Grande Encyclopédie Larousse 1971-1976Éd. 1971-1976
S

Singer (Isaac Bashevis) (suite)

Pittoresque d’un univers familier, mais aussi expression passionnée de la spiritualité de l’homme moderne s’unissent dans des récits qui sont de véritables « gestes », à la fois résurrections d’une vie qui peu à peu s’efface et évocations de la richesse d’une tradition saisie sous l’aspect de l’universalité. Et plus ce monde s’éloigne, plus la vision d’Isaac Bashevis se fait précise, plus son style se veut concret, expressif, vivant. On a pu dire que la Vistule coulait au milieu de son bureau d’écrivain. Souvenirs d’enfance, paysages à jamais perdus s’éclairent brusquement et demeurent indéfiniment suspendus, prolongés par l’écriture au-delà des limites du temps. Si la « mort de l’homme » a trouvé en Isaac Bashevis son expression adéquate, c’est dans la survie merveilleuse d’un art à la mesure de l’inquiétude moderne.

A. D.

singspiel

(De l’allem. singen, chanter, et Spiel, jeu.) Spectacle lyrique où le parlé se mêle au chanté, et qui apparaît dans les pays germaniques vers la fin du xviie s.
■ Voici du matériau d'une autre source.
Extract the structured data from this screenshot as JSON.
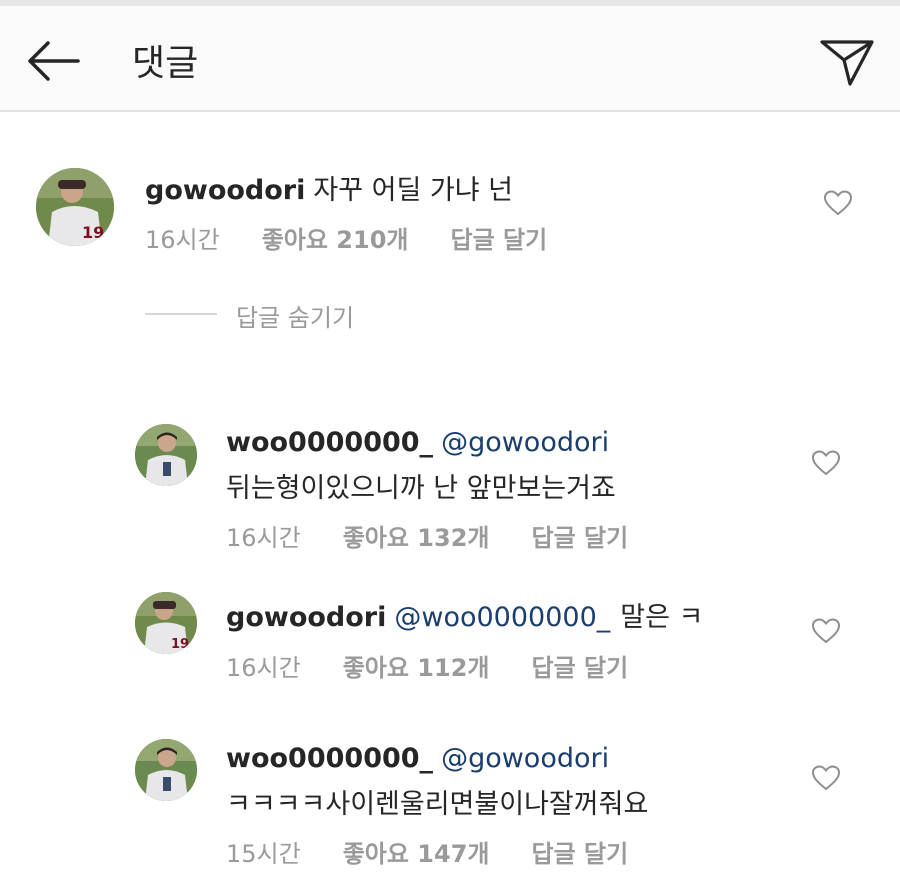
{
  "header": {
    "title": "댓글",
    "back_icon": "arrow-left-icon",
    "share_icon": "send-icon"
  },
  "comments": [
    {
      "username": "gowoodori",
      "mention": "",
      "text": "자꾸 어딜 가냐 넌",
      "time": "16시간",
      "likes": "좋아요 210개",
      "reply": "답글 달기"
    }
  ],
  "hide_replies": "답글 숨기기",
  "replies": [
    {
      "username": "woo0000000_",
      "mention": "@gowoodori",
      "text": "뒤는형이있으니까 난 앞만보는거죠",
      "time": "16시간",
      "likes": "좋아요 132개",
      "reply": "답글 달기"
    },
    {
      "username": "gowoodori",
      "mention": "@woo0000000_",
      "text": "말은 ㅋ",
      "time": "16시간",
      "likes": "좋아요 112개",
      "reply": "답글 달기"
    },
    {
      "username": "woo0000000_",
      "mention": "@gowoodori",
      "text": "ㅋㅋㅋㅋ사이렌울리면불이나잘꺼줘요",
      "time": "15시간",
      "likes": "좋아요 147개",
      "reply": "답글 달기"
    }
  ]
}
À l’encontre de l’opera seria, aristocratique et international, le singspiel a un caractère populaire et national. Il met en scène, de même que l’opéra-comique* français et l’opéra* bouffe, des personnages de la vie quotidienne, qui s’expriment dans la langue du pays, parfois même en dialecte local. Ce genre, qui semble d’abord se confondre avec l’oratorio, se manifeste en 1678, lors de l’inauguration de l’Opéra de Hambourg — futur bastion de la lutte contre l’invasion italienne —, avec l’Homme créé, déchu et jugé de Johann Theile (1646-1724), qui met en scène Adam et Ève. Au début du xviiie s., Reinhard Keiser*, alors directeur du même théâtre, fait représenter Die Leipziger Messe (la Foire de Leipzig, 1710), considérée comme le premier singspiel. Ses dons pour le comique s’affirment en 1725 dans deux autres comédies musicales : Der Hamburger Jahrmarkt (la Foire de Hambourg) et Die Hamburger Schlachtzeit (le Temps de la guerre à Hambourg). Mais cette dernière œuvre provoque un scandale, et Keiser renonce au genre, qui connaît une brève éclipse.
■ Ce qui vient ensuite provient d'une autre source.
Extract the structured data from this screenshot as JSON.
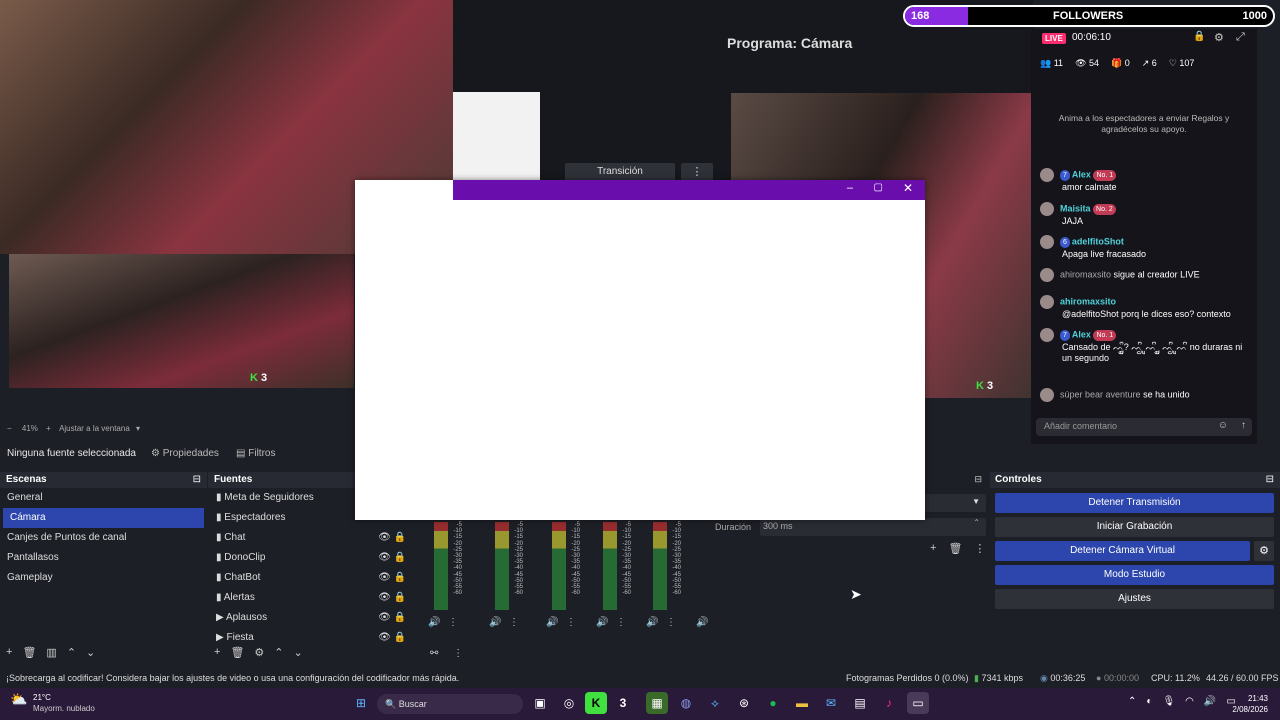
{
  "overlay": {
    "followers_count": "168",
    "followers_label": "FOLLOWERS",
    "followers_goal": "1000",
    "k_badge": "3"
  },
  "program_label": "Programa: Cámara",
  "preview_chip": "Transición",
  "tiktok_panel": {
    "live_badge": "LIVE",
    "timer": "00:06:10",
    "stats": {
      "viewers": "11",
      "views": "54",
      "gifts": "0",
      "shares": "6",
      "likes": "107"
    },
    "gift_prompt": "Anima a los espectadores a enviar Regalos y agradécelos su apoyo.",
    "comment_placeholder": "Añadir comentario",
    "messages": [
      {
        "badge1": "7",
        "user": "Alex",
        "badge2": "No. 1",
        "text": "amor calmate"
      },
      {
        "user": "Maisita",
        "badge2": "No. 2",
        "text": "JAJA"
      },
      {
        "badge1": "6",
        "user": "adelfitoShot",
        "text": "Apaga live fracasado"
      },
      {
        "user": "ahiromaxsito",
        "text": "sigue al creador LIVE"
      },
      {
        "user": "ahiromaxsito",
        "text": "@adelfitoShot porq le dices eso? contexto"
      },
      {
        "badge1": "7",
        "user": "Alex",
        "badge2": "No. 1",
        "text": "Cansado de ᨓᩚᩛᩜ? ᨓᩚᩛ ᩜᨓᩚ ᩛᩜ ᨓᩚᩛ ᩜᨓᩚ no duraras ni un segundo"
      },
      {
        "user": "súper bear aventure",
        "text": "se ha unido"
      }
    ]
  },
  "zoom_bar": {
    "zoom": "41%",
    "fit": "Ajustar a la ventana"
  },
  "source_toolbar": {
    "no_source": "Ninguna fuente seleccionada",
    "properties": "Propiedades",
    "filters": "Filtros"
  },
  "scenes": {
    "title": "Escenas",
    "items": [
      "General",
      "Cámara",
      "Canjes de Puntos de canal",
      "Pantallasos",
      "Gameplay"
    ],
    "selected": 1
  },
  "sources": {
    "title": "Fuentes",
    "items": [
      "Meta de Seguidores",
      "Espectadores",
      "Chat",
      "DonoClip",
      "ChatBot",
      "Alertas",
      "Aplausos",
      "Fiesta"
    ]
  },
  "mixer": {
    "ticks": [
      "-5",
      "-10",
      "-15",
      "-20",
      "-25",
      "-30",
      "-35",
      "-40",
      "-45",
      "-50",
      "-55",
      "-60"
    ]
  },
  "transitions": {
    "duration_label": "Duración",
    "duration_value": "300 ms"
  },
  "controls": {
    "title": "Controles",
    "buttons": [
      "Detener Transmisión",
      "Iniciar Grabación",
      "Detener Cámara Virtual",
      "Modo Estudio",
      "Ajustes"
    ]
  },
  "status_bar": {
    "warning": "¡Sobrecarga al codificar! Considera bajar los ajustes de video o usa una configuración del codificador más rápida.",
    "dropped": "Fotogramas Perdidos 0 (0.0%)",
    "bitrate": "7341 kbps",
    "stream_time": "00:36:25",
    "rec_time": "00:00:00",
    "cpu": "CPU: 11.2%",
    "fps": "44.26 / 60.00 FPS"
  },
  "taskbar": {
    "temp": "21°C",
    "weather": "Mayorm. nublado",
    "search": "Buscar",
    "time": "21:43",
    "date": "2/08/2026"
  },
  "colors": {
    "accent_blue": "#2c46ad",
    "tiktok_purple": "#6a0dad",
    "live_pink": "#ff2d6f"
  }
}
Le singspiel ne reprend vigueur que vers 1740-1750 avec le développement de la comédie de collège (Schulkomödie), animée par Johann Ernst Eberlin (1702-1762), Sebastian Sailer (1714-1777) et Franz Meyer von Schauensee (1720-1789), et la comédie-impromptu (stegreif Komödie), dans lesquelles on intercalle des lieder. Il subit d’autre part, en Allemagne du Nord, l’influence du théâtre de la Foire, celle de l’opéra-comique français, du Beggar’s Opera (1728) de John Christopher Pepusch (1667-1752) et de l’opéra bouffe. Le poète saxon C. F. Weisse traduit et adapte des pièces étrangères, qui sont mises en musique par Johann Standfuss († v. 1759) et Johann Adam Hiller (1728-1804). En 1752, Der Teufel ist los (Le diable est déchaîné) de Standfuss s’inspire d’un « ballad opera » de Charles Coffey, The Devil to Pay (1731). Hiller, un peu plus tard, s’impose comme le premier maître incontesté du genre avec les singspiels Lisuart und Dariolette (1766), tiré de l’opéra-comique la Fée Urgèle d’Egidio Romualdo Duni (1709-1775), Die Jagd (la Chasse, 1770), Der Dorfbarbier (le Barbier de village, 1771), etc., la plupart suggérés par des livrets de Sedaine ou de Favart et dont les partitions, émaillées d’airs populaires, de duos, de chœurs, tendent vers la simplicité et le naturel. Parmi les autres compositeurs, il faut citer Ernst Wilhelm Wolf (1735-1792), Anton Schweitzer (1735-1787) et Johann André (1741-1799), qui mettent en musique des singspiels de Goethe, Georg Benda (1722-1795), Johann Rudolf Zumsteeg (1760-1802) et Christian Gottlob Neefe (1748-1798), le maître de Beethoven.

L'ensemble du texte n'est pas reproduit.